Arcor AG & Co. KG
- Company type: Subsidiary
- Industry: Telecommunications
- Predecessor: DBKom
- Founded: 1996
- Defunct: August 1, 2009 (Rebranded as Vodafone)
- Fate: Merged into Vodafone D2 GmbH
- Successor: Vodafone Germany
- Headquarters: Eschborn, Germany
- Area served: Germany
- Products: Fixed-line telephony, ISDN, ADSL, Internet services
- Owner: Vodafone (100% since 2008)
- Parent: Vodafone D2 GmbH
- Website: www.arcor.de (Archived)

= Arcor (telecommunications) =

Former fixed phone line and Internet business of Vodafone D2 GmbH

Arcor was the former name of the fixed phone line and Internet business of Vodafone D2 GmbH, a German subsidiary of telecommunications company Vodafone. It was the second-largest provider of fixed phone lines in Germany, after Deutsche Telekom. The name was changed on 1 August 2009 following Vodafone's acquisition of the company.
Its headquarters were in Eschborn, near Frankfurt. It was one of the few telecommunications companies in Germany to operate an ISDN network independent of the incumbent provider, Deutsche Telekom.

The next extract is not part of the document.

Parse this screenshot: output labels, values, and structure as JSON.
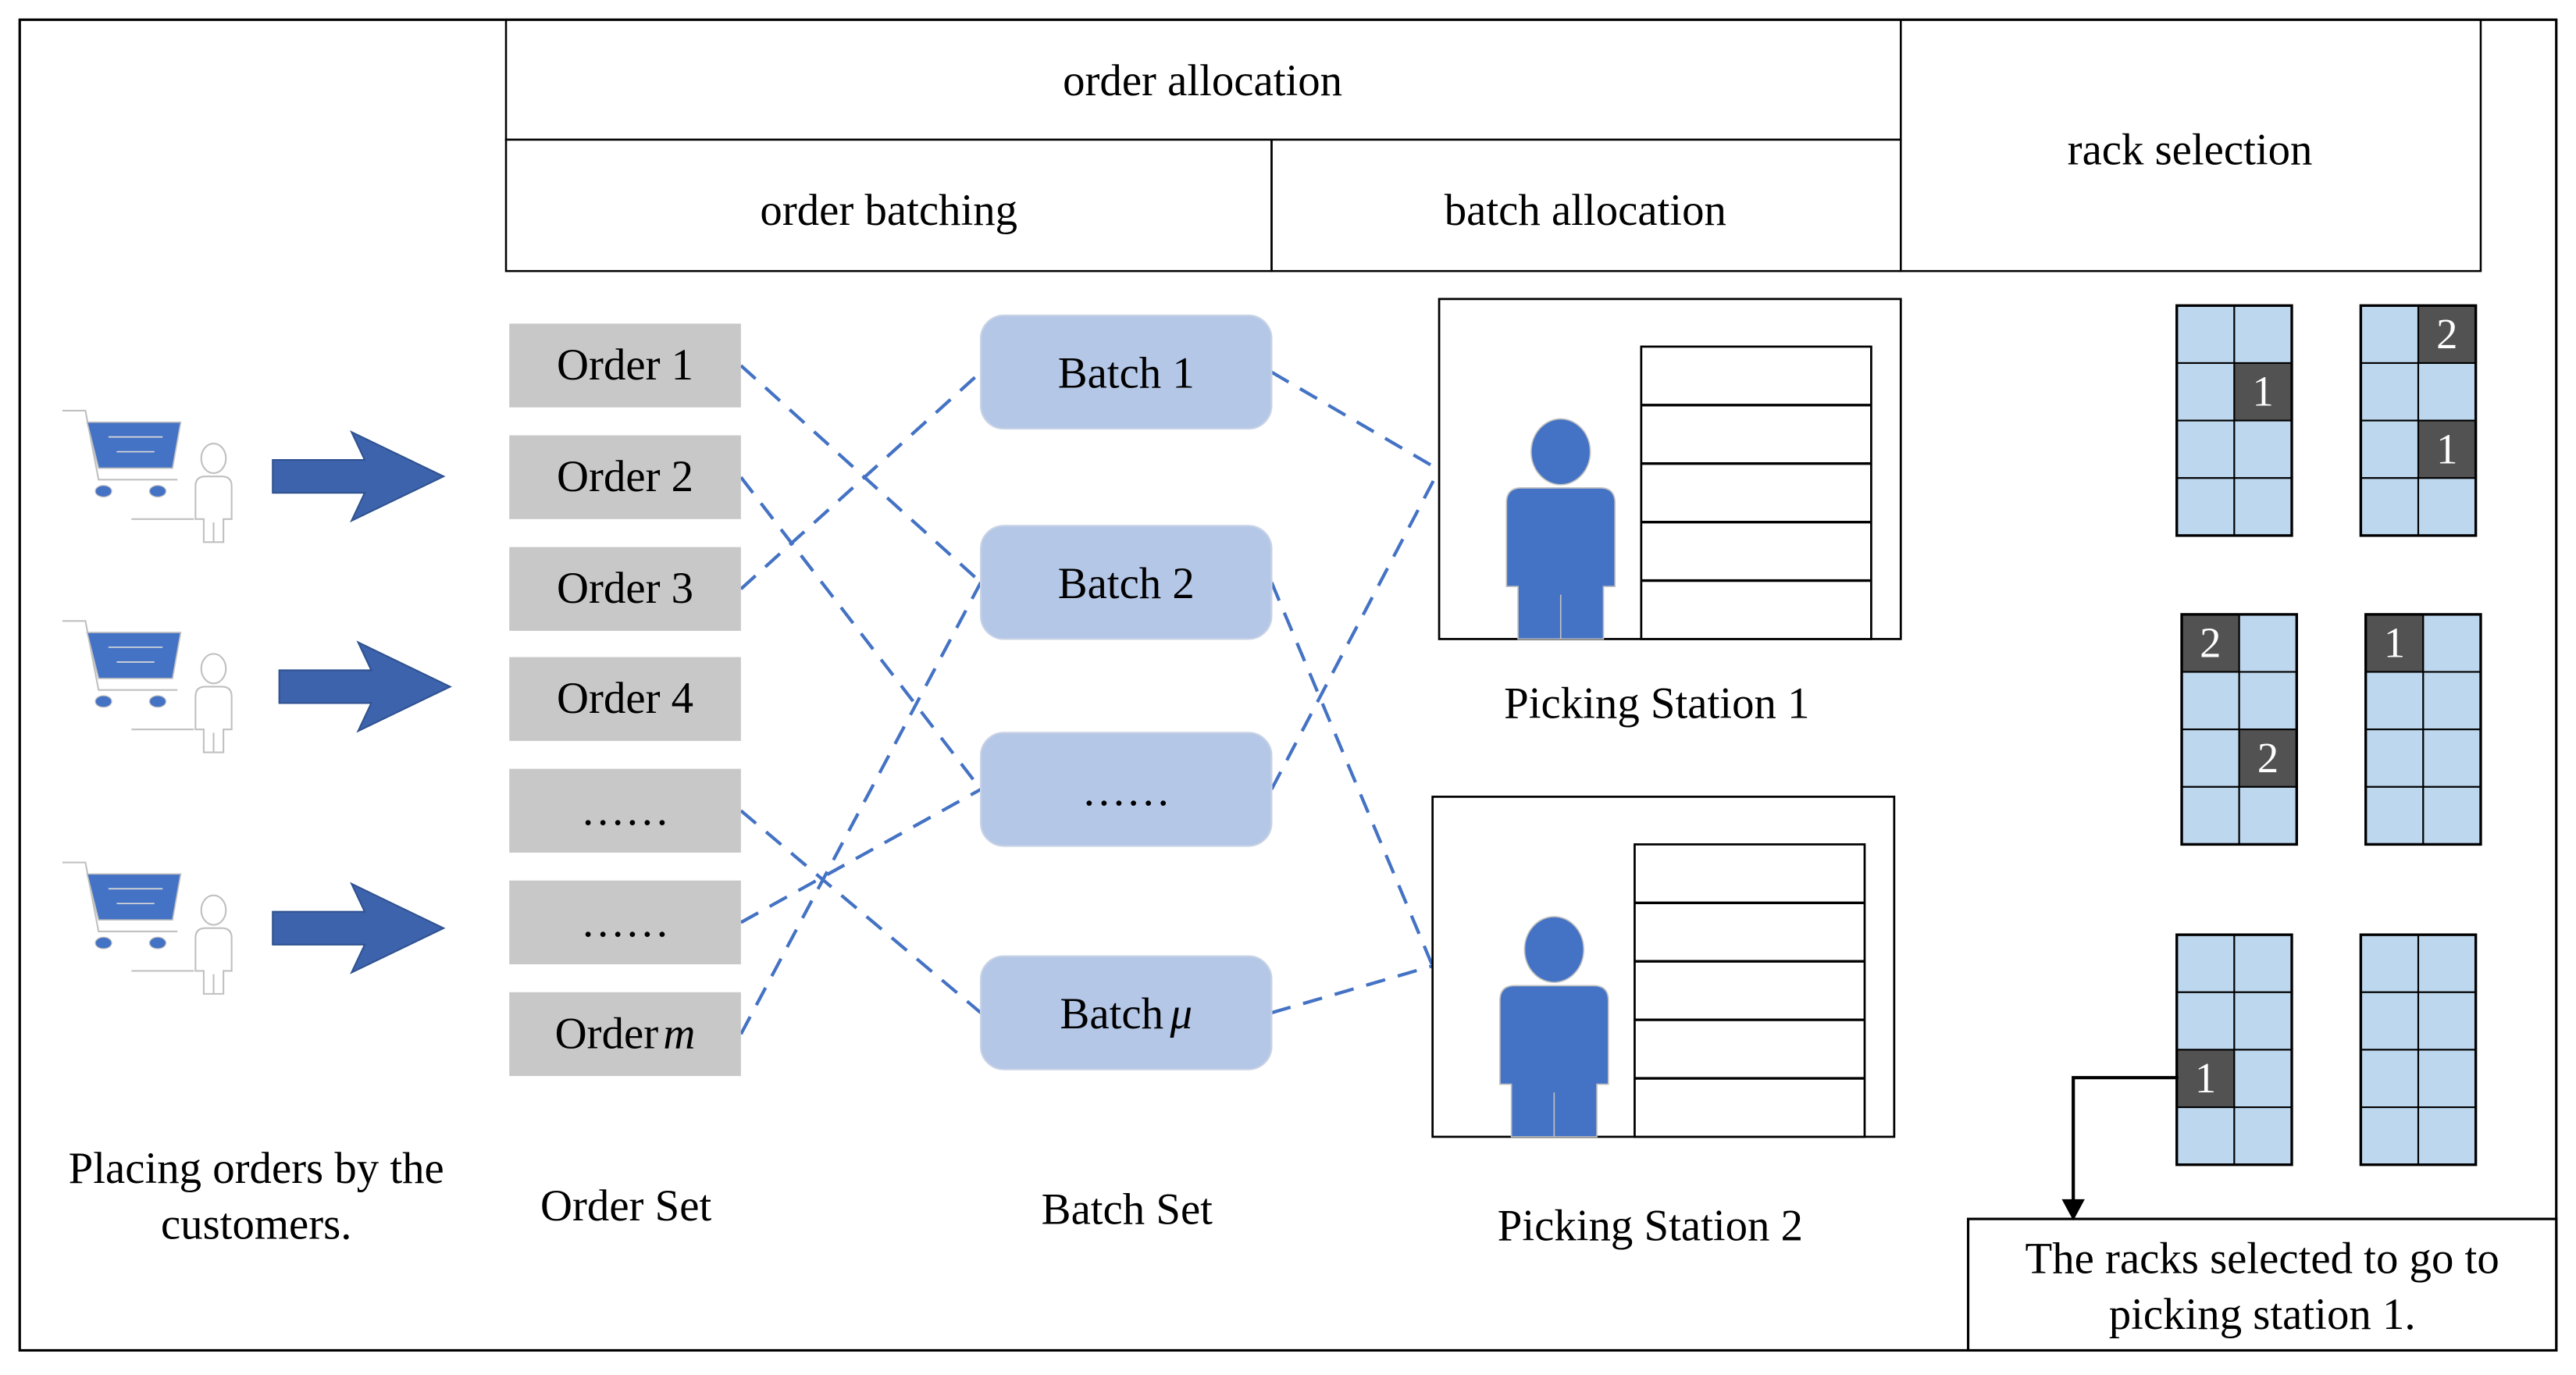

In 2008, Vodafone Germany had 2.1 million ADSL customers and 1.1 million ISDN customers. Arcor was the first German telecommunications provider to offer a flat rate tariff for ISDN phone lines.

==History==
Mannesmann Arcor AG & Co. KG was formed in 1996 as a joint venture between Mannesmann, Deutsche Bank and DBKom, a subsidiary of Deutsche Bahn, the national railway operator. After Mannesmann was acquired by Vodafone, the company was renamed Arcor AG & Co. KG.

On 19 May 2008, Vodafone acquired the minority shareholdings of Deutsche Bahn and Deutsche Bank (18.17% and 8.18%, respectively) to gain full control of Arcor.

==Censorship controversy==
In September 2007, various computer magazines reported that Arcor was blocking access to a small number of pornography sites, such as YouPorn, for their domestic Internet users. Technology news website Heise Online reported that a competing Internet pornography business had advised Arcor that the blocked sites were illegal under German law, as they either had no or inadequate measures to verify the age of people accessing their content.

== Sponsorship ==
Arcor sponsored the German football club Hertha BSC from 2002 to 2006.